Serie Vor 220 Jahren Der Rückgriff auf alte Grenzverläufe

Im Detail erschließt sich nicht immer, was die Obrigkeit in Aachen zur Auswahl der Kantonsorte bewog. Es mögen neben praktischen Erwägungen, zum Beispiel das Vorhandensein entsprechender Bürolokalitäten, auch örtliche Einzelpersonen gewesen sein, auf deren republikanische Einstellung man sich gerne stützte und die im Einzelfall zudem noch der französischen Sprache mächtig waren. So spricht vieles dafür, dass der ausgesprochen opportunistisch agierende vormalige Neersener Amtmann Karl Joseph Lenders den Franzosen mit reichlicher Liebedienerei seine vorrevolutionäre Wirkungsstätte Neersen als Kantonsort schmackhaft gemacht hat.

Interessant ist aber auch der Umstand, dass bei der neuen Verwaltungseinteilung auf uralte Grenzziehungen zurückgegriffen wurde. Irmgard Hantsche hebt in ihrem "Atlas zur Geschichte des Niederrheins" ausdrücklich hervor: "Bei den Kantonen erfolgte vielfach eine Anlehnung an die alte Ämter-Einteilung". Viersen als besonders kleiner Kanton sollte offenbar den Zuschnitt beibehalten, den die jahrhundertealte geldrische Exklave Viersen gehabt hatte. Und dass Leuth, Hinsbeck, Grefrath und Lobberich zum Kanton Wankum geschlagen wurden, hatte gewiss damit zu tun, dass sie vormals gemeinsam zum geldrischen Amt Krickenbeck gehörten.

Ebenso deutlich erkennbar ist das Bemühen der Franzosen um ein gewisses Maß an Kontinuität bei der viel wichtigeren Bildung der Departements. Im Westen des Roer-Departements errichtete man die Departements "de la Meuse inférieure" (Niedermaas) und "des Bouches du Rhin" (Departement der Rheinmündungen).

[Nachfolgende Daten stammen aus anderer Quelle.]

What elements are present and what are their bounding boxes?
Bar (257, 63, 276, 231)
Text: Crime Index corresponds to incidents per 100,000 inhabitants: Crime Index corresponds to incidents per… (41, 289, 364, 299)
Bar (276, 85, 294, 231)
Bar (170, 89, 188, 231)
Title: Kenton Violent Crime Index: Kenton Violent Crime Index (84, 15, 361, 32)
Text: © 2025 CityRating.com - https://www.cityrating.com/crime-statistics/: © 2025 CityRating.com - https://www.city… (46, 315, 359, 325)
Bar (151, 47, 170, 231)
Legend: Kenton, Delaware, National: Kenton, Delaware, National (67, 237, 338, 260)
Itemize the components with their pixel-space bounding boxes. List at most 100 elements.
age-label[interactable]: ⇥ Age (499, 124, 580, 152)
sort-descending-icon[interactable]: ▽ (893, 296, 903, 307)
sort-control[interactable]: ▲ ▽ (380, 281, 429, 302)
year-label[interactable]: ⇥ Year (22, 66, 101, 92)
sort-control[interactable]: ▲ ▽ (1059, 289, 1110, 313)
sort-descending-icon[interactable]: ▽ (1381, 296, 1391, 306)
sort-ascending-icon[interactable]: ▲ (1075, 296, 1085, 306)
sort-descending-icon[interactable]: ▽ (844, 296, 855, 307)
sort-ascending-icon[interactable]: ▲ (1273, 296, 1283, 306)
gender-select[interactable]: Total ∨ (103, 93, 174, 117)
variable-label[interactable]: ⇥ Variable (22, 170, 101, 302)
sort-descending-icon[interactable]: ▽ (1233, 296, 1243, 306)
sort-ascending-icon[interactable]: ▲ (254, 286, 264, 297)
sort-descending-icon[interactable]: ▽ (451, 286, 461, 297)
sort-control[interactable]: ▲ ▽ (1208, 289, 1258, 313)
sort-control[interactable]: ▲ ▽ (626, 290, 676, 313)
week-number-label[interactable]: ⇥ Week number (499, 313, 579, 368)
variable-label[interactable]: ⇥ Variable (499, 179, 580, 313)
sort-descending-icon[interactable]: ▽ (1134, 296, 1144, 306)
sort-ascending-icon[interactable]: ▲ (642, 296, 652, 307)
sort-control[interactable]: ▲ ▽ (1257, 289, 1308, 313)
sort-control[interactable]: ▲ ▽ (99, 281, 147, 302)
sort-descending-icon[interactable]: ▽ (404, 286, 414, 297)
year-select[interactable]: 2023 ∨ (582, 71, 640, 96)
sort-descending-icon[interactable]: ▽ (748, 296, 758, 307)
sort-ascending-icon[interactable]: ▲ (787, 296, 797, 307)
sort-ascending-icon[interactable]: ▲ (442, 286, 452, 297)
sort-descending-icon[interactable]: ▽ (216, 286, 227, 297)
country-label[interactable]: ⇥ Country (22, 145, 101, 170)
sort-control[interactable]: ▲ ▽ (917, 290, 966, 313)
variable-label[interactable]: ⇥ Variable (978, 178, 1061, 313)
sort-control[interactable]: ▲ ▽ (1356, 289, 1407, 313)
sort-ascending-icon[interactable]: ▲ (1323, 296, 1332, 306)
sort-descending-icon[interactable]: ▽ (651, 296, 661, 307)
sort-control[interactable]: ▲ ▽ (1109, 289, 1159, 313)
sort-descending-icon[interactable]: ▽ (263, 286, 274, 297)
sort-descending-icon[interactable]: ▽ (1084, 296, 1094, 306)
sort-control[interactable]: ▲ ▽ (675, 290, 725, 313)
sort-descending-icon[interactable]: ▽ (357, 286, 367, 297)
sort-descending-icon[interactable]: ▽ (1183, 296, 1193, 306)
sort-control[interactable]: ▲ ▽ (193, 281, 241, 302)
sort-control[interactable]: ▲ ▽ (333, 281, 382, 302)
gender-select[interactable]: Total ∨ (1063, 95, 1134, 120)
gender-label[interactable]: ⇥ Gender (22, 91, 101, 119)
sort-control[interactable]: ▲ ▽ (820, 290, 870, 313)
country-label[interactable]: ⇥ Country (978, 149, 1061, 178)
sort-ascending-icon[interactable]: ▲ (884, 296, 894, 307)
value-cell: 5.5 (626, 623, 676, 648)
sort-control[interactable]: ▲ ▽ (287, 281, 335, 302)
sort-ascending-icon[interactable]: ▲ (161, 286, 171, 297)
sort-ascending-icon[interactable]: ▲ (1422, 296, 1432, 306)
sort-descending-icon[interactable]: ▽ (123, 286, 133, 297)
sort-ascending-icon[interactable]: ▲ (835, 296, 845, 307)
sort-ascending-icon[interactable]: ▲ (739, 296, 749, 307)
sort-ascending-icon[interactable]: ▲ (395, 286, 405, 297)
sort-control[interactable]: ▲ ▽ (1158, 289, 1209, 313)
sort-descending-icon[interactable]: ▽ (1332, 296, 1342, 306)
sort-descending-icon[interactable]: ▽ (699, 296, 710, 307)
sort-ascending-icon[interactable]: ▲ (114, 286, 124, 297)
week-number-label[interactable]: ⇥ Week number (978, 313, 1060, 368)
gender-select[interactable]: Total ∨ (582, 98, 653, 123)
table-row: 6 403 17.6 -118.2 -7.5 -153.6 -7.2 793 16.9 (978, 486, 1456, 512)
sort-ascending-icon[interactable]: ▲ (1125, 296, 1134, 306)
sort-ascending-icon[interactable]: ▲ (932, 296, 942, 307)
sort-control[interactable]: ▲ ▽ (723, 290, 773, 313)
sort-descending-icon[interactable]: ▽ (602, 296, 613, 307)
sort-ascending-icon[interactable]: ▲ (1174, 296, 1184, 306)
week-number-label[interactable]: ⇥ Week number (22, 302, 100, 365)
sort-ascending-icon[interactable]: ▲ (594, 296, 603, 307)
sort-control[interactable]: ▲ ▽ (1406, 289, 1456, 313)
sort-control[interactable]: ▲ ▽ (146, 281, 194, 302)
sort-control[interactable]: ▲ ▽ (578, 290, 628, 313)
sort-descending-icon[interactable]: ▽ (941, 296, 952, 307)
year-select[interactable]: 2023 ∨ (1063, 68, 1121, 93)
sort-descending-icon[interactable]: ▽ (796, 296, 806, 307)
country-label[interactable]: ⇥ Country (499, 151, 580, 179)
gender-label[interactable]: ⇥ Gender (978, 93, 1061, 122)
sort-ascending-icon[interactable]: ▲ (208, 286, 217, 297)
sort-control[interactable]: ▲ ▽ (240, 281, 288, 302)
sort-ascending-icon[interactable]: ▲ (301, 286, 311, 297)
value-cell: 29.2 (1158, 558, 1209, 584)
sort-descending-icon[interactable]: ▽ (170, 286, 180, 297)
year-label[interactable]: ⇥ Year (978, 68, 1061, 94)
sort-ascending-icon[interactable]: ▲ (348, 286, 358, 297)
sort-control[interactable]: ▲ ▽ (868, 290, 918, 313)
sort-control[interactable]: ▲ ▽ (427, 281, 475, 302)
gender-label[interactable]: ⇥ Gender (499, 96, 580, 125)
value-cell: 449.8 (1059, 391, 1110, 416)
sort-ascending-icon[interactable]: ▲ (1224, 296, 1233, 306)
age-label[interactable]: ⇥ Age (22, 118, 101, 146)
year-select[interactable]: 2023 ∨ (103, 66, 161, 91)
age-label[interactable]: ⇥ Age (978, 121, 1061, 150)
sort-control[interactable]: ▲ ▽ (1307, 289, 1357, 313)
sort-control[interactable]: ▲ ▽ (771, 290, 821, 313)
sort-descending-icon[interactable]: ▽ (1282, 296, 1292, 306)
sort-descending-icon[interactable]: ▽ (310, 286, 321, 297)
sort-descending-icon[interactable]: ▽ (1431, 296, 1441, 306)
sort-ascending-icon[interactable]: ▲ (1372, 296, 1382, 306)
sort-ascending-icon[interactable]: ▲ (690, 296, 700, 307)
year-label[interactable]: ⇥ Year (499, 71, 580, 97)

Zu ihnen Verwaltungseinheiten gehörte aber nicht der nördlich von Venlo liegende Kanton Horst. Das Gebiet dieses links der Maas gelegenen Kantons hatte seit 1713 zum preußischen Teil des Herzogtums Geldern gehört und wurde nun Bestandteil des Arrondissement Kleve. Ganz umschlossen vom Roer-Departement war die Stadt Venlo, die schon vor der Revolution Bestandteil zu den nordniederländischen Generalstaaten gehört hatte.

Niederkrüchten, Oberkrüchten und Elmpt schlug man dem Departement Niedermaas zu, womit der historischen Tatsache Rechnung getragen wurde, dass diese Orte seit 1713 zu den österreichischen Niederlanden gehört hatten. Auch hier finden sich die alten Grenzverläufe in den französischen wieder.

Unabhängig von der Zugehörigkeit zu Departements, Arrondissements, Kantonen und Mairien war freilich das gemeinsame politische und kriegerische Schicksal, das alle genannten Orte und Gebiete bis zur Vertreibung der Franzosen 1813 erleiden mussten.